Engineers Without Borders is drastically different now, ten years later than what we thought engineers should be doing in development. We don’t build water points anymore. As a matter of fact, we don’t build anything other than spreadsheets. We now have this innovative marketing campaign “Sponsor an African spreadsheet,” because we understand that the problems are not hardware problems, it’s all about that software side of things. It’s a really hard concept to get across to people, people still want to fund wells and schools, but it’s really about the software side of things, and it’s a lot longer process to fund those things; and it’s not sexy, but it works.
So the next thing that happened is our staff members were really excited about sharing this failure internally but we still were not doing a good job of letting other people know, and some of our very courageous field staff were getting upset at the management because other projects were going to make the same failures and they weren’t learning. So they pushed our management staff — and we were nervous about it — about publishing our failures, but for the last three years, Engineers Without Borders has published an annual failure report citing our biggest failures.
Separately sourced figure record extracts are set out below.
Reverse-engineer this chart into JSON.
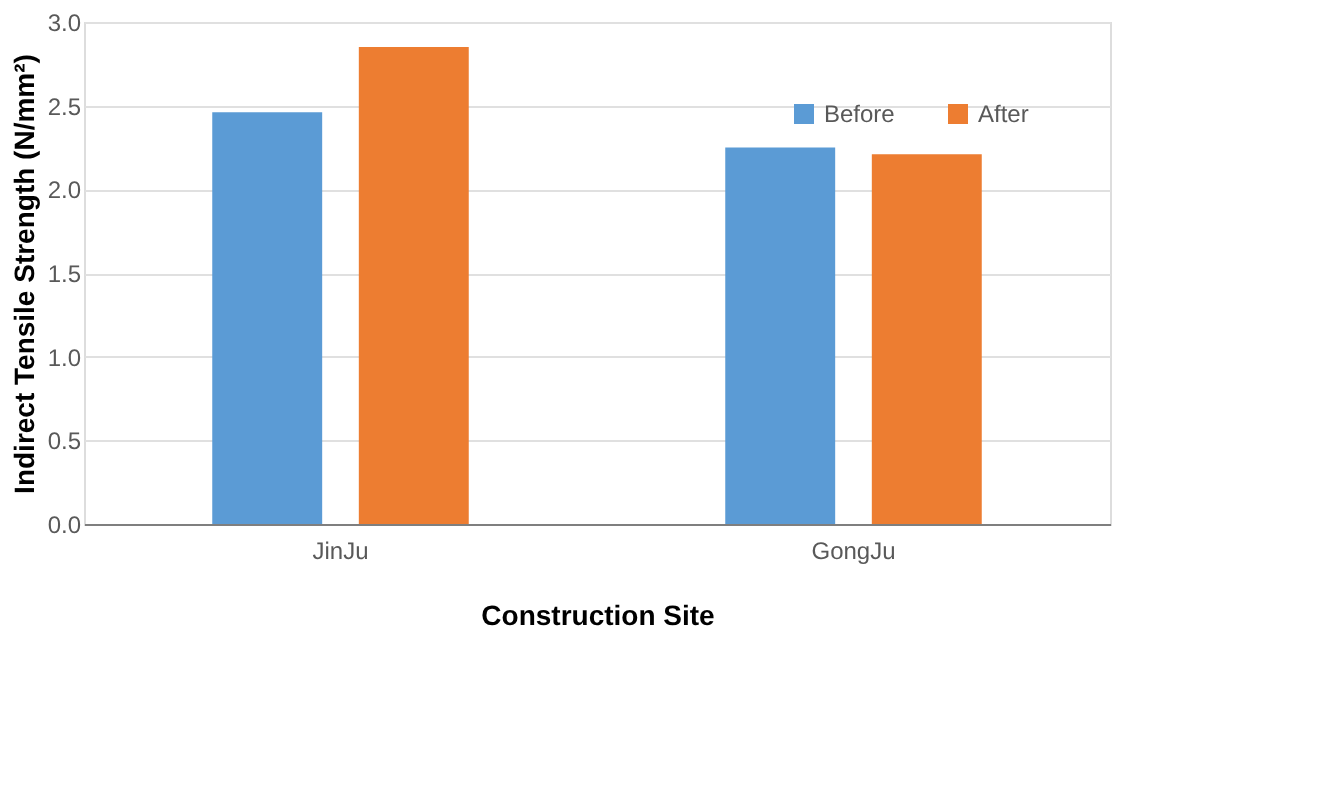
{
  "chart_data": {
    "type": "bar",
    "xlabel": "Construction Site",
    "ylabel": "Indirect Tensile Strength (N/mm²)",
    "categories": [
      "JinJu",
      "GongJu"
    ],
    "series": [
      {
        "name": "Before",
        "color": "#5b9bd5",
        "values": [
          2.46,
          2.25
        ]
      },
      {
        "name": "After",
        "color": "#ed7d31",
        "values": [
          2.85,
          2.21
        ]
      }
    ],
    "ylim": [
      0,
      3.0
    ],
    "yticks": [
      {
        "value": 0,
        "label": "0.0"
      },
      {
        "value": 0.5,
        "label": "0.5"
      },
      {
        "value": 1.0,
        "label": "1.0"
      },
      {
        "value": 1.5,
        "label": "1.5"
      },
      {
        "value": 2.0,
        "label": "2.0"
      },
      {
        "value": 2.5,
        "label": "2.5"
      },
      {
        "value": 3.0,
        "label": "3.0"
      }
    ],
    "grid": "y",
    "legend": "top right"
  }
}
At first I am asked, “How did your donors think?” and I think how would my donors feel if they knew that the money they’ve spent and saved up, and generously donated, had had no impact? And you know, that’s tough. Our donors felt that too. But once they started reading the failures, they understood the power of those lessons learned and realized it’s an injustice not to be sharing these.
Then we realized that not everyone reads reports so we built a website, admittingfailure.com. This is for all organizations to come, and start admitting their failures, and to start having a discussion about failure. The concept is catching on. The Harvard Business Review just last month published their first review focused on failure. Two big companies lately have also dealt with failure. I’m talking to my friends in other sectors and they tell me, oh, it’s not just the development sector that has these challenges, and we got across a lot of other sectors, and two companies had lot of big failures lately, and what’s interesting about them is that one of them publicly admitted their failure and talked about what they’ve learned from it, what they’re going to do next time. The other one tried not to talk about it at all. I think it will be interesting looking forward to see which of those strategies works.
I’d like to ask people to, first of all, think about how does your organization think about and share failure. Maybe ask the person next to you because I think it can generate really interesting conversations.
And lastly, I’d like to turn back to this question that was asked, “Has aid failed?” I think I’ll say that, for me, the answer is yes, but only because it hasn’t failed enough.